Street. Again I can detect no security personnel present and quickly take my picture

gazing into a narrow and deep space, gently sloping down and illuminated by twin

rows of fluorescent strip lights. A yellow and black striped steel ramp in the road and

a red light indicate that access is at least temporarily denied. To the pedestrian,

these signs reinforce the exclusionary nature of the space. You may look, but do not

enter. I feel in this moment a curious similarity between this and the barrier that

exists in conventional theatre where the audience is separated from the stage. In this

way gazing momentarily into these functional city spaces becomes a theatrical

experience.

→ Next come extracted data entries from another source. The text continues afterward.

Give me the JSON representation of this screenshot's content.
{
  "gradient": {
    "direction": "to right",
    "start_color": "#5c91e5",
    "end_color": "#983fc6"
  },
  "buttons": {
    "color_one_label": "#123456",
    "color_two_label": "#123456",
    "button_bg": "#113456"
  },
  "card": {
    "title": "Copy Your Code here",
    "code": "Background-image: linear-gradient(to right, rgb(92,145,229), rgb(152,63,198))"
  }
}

The spaces become sets waiting for some drama to unfold.

The next point to arrest my gaze is Bell Wharf Lane, which also leads off the busy

road of Upper Thames Street. This road presents a deeper and much more complex

space, visible through a steel gate left open. There are further apertures just visible

leading off to the right and at the far end of the tunnel. I quickly clock the space and

take my picture to be studied later then move on.

Off to the right of Lower Thames Street is a narrow street called Gutter Lane. On the

left side of the road is a double aperture, which I photograph. On the left side is a

shiny road ramp with a gentle upward slope and on the right of a concrete column

another ramp leading slightly more steeply down and which curves to the left as it

descends into a dark underground space.

This turns out to be the last picture I take, after a bit more wandering before getting

back on an underground train on the way home.

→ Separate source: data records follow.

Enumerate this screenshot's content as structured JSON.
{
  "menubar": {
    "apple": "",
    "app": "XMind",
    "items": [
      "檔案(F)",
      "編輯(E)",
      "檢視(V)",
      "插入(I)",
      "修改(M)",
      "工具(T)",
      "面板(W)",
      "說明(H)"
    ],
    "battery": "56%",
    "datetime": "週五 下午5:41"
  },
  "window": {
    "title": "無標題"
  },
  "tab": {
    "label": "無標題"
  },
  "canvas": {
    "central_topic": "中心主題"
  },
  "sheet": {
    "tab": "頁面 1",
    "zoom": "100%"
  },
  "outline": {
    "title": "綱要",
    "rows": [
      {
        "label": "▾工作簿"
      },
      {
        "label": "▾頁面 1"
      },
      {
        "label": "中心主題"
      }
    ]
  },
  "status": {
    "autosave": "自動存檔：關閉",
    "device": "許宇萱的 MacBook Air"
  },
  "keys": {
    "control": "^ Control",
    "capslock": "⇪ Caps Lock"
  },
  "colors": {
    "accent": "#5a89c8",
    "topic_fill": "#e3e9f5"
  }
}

What I take away with me from this place are just a few images on my smart phone,

plus of course impressions and memories.

I mention the tourists again because in some ways I feel like a tourist in my own city,

where I live and work and sleep and breathe most of the time. I am not really very

familiar with this part of the city and in any case am very aware of much this area

(like a lot of parts of London) is rapidly changing.

As I stand on the crowded train taking me home, I wonder to myself why I feel like I

have been doing something a bit illicit? Is it because I feel I have taken something

(my pictures) without paying for them? Is this because we are so much in an age of

monetary values that it feels wrong to take something without paying? Is it because I

feel I have no legitimate reason to be in this part of the city? I don’t work there and I

am not a bone fide tourist taking tourist paths and pictures. Is it that really I am and

want to do something kind of subversive? What is subversive about this activity

anyway? Maybe it is in this suggestion of other spaces, which I don’t go into, but are

shown teasingly in the photos and in the subsequent paintings; spaces that have a

kind of allure as well as carrying a sense of menace? These dark spaces are open to

the imagination while being in a certain sense indeterminate and unknown, or

unexplored. A suggestion that all is not necessarily as it seems in the city, that there

are these portals into parallel constructed worlds. There can arise an ambiguity

about what is being perceived, like something retrieved from a dream.